Jessica Chastain is destined to win much acclaim (and more than a few awards) for her stunning work as Maya, a fictionalized composite of some real-life CIA analysts screenwriter Mark Boal met with and learned about during his research. Not much is learned about Maya's past or her extracurricular activities, and that's on purpose; she has given up everything for her job, a fact that she refuses to acknowledge until she's met her goals. If Boal barely hints at breadcrumbs of information and back story, leave it to the chameloeonic Chastain to fill in the gaps with her sheer presence and depth as a person and performer. There isn't a weak spot in the ensemble surrounding her, each one fulfilling their duties as if they're not acting at all.

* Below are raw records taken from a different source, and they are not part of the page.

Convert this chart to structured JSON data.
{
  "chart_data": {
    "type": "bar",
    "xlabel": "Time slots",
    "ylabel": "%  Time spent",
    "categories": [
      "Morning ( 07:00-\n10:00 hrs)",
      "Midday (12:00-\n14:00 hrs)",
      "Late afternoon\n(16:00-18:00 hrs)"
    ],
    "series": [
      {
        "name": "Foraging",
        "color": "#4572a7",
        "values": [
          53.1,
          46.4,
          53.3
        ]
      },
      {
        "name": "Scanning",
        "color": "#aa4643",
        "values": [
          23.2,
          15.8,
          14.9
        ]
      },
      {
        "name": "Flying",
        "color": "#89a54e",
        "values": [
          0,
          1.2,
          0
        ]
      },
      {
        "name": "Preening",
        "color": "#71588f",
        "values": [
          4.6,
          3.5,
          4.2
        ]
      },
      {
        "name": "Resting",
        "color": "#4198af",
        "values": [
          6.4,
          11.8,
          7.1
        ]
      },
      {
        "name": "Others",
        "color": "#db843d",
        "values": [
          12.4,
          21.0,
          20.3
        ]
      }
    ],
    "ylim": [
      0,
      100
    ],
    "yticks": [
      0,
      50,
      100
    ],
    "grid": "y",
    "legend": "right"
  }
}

This includes Jason Clarke (2012's "Lawless") and Jennifer Ehle (2011's "Contagion") as Maya's colleagues Dan and Jessica, and Chris Pratt (2012's "10 Years") as Justin, a Navy SEAL involved in eliminating bin Laden.

"Zero Dark Thirty" has a sleek look, courtesy of Greig Fraser's (2012's "Killing Them Softly") cinematography, and a cool, jittery score from Alexandre Desplat (2012's "Argo"). Taking its time before approaching the expected finale, if the meticulously researched nighttime showdown at Osama's hideout—a compound actually sitting in plain sight—teeters on the edge of anticlimactic only due to Bigelow's refusal to exploit the subject, then the final scene makes up for it with a much-earned outpouring of emotion. The entire film, as steely, direct and workmanlike as it's been, has culminated in this moment, one that powerfully pays off Jessica Chastain's dedicated, worn-thin Maya in a big way. It's a dramatic catharsis that arrives at precisely the right time, one that is crucial for "Zero Dark Thirty" to satisfy while leaving the permeating imprint that it does.